Sailing Rescue: Every Boater MUST Be Prepared Before Going to Sea

 In Personal Injury

Earlier this year, two old friends set out from Port St. Lucie, FL to the Virgin Islands on a sail boat. The two gentlemen are 86 and 71 years old. They had invited another friend who turned them down and warned them that the currents and winds would make the trip too difficult if not dangerous. The friend proved to be right. The sailboat lost power, and the two men drifted at sea for seven days before being rescued. Thankfully, they were alright.
After the rescue, it was learned that the vessel was woefully under-supplied and provisioned. It did not have handheld VHF radios, emergency personal beacons (EPERBs) to give off radio signals, or even flares. Apparently, the owner was too cheap to purchase these items. Any of these items alone may have been enough to speed up a rescue.
Every boater must take an inventory of their vessel and account for safety equipment before going out on the water.
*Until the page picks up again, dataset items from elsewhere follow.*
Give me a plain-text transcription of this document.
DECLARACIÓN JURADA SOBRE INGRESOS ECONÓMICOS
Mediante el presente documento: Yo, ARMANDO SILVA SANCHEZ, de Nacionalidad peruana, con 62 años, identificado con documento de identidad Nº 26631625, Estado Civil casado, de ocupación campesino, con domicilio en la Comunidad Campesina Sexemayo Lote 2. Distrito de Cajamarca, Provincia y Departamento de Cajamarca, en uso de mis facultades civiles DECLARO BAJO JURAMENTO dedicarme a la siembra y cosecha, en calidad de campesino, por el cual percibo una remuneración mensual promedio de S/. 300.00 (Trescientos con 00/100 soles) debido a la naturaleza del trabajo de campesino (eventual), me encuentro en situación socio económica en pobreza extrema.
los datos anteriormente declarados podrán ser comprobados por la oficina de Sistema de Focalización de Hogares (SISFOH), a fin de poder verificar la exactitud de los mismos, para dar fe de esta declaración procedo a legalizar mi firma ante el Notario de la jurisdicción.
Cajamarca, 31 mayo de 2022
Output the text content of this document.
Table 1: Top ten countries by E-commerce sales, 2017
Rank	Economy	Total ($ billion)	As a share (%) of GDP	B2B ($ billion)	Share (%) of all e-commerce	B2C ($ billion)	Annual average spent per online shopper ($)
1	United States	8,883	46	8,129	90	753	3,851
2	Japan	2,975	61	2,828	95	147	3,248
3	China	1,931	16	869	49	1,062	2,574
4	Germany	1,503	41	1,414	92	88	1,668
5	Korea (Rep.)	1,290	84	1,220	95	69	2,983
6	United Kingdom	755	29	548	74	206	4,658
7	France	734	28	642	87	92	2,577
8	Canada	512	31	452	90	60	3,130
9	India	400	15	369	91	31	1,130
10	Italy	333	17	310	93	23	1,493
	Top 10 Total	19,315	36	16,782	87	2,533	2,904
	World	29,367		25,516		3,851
The US Coast Guard sets for the standard minimum requirements, but boaters should always go beyond these minimums when venturing into a trip of this magnitude.&nbspAny overseas trip dictates the presence of back-up radios, EPERBs, flares and other provisions to account for every perceived incident. A seasoned boater should know better, and a novice has a duty to himself/herself and any passengers to find out how to safely equip the vessel. Every captain has a legal duty to use reasonable care under the circumstances to protect the passengers and crew. This duty cannot be breached or delegated.
These two fellows had no business being on the ocean for a trip of that nature and especially being completely unprepared for such an event. They got lucky this time.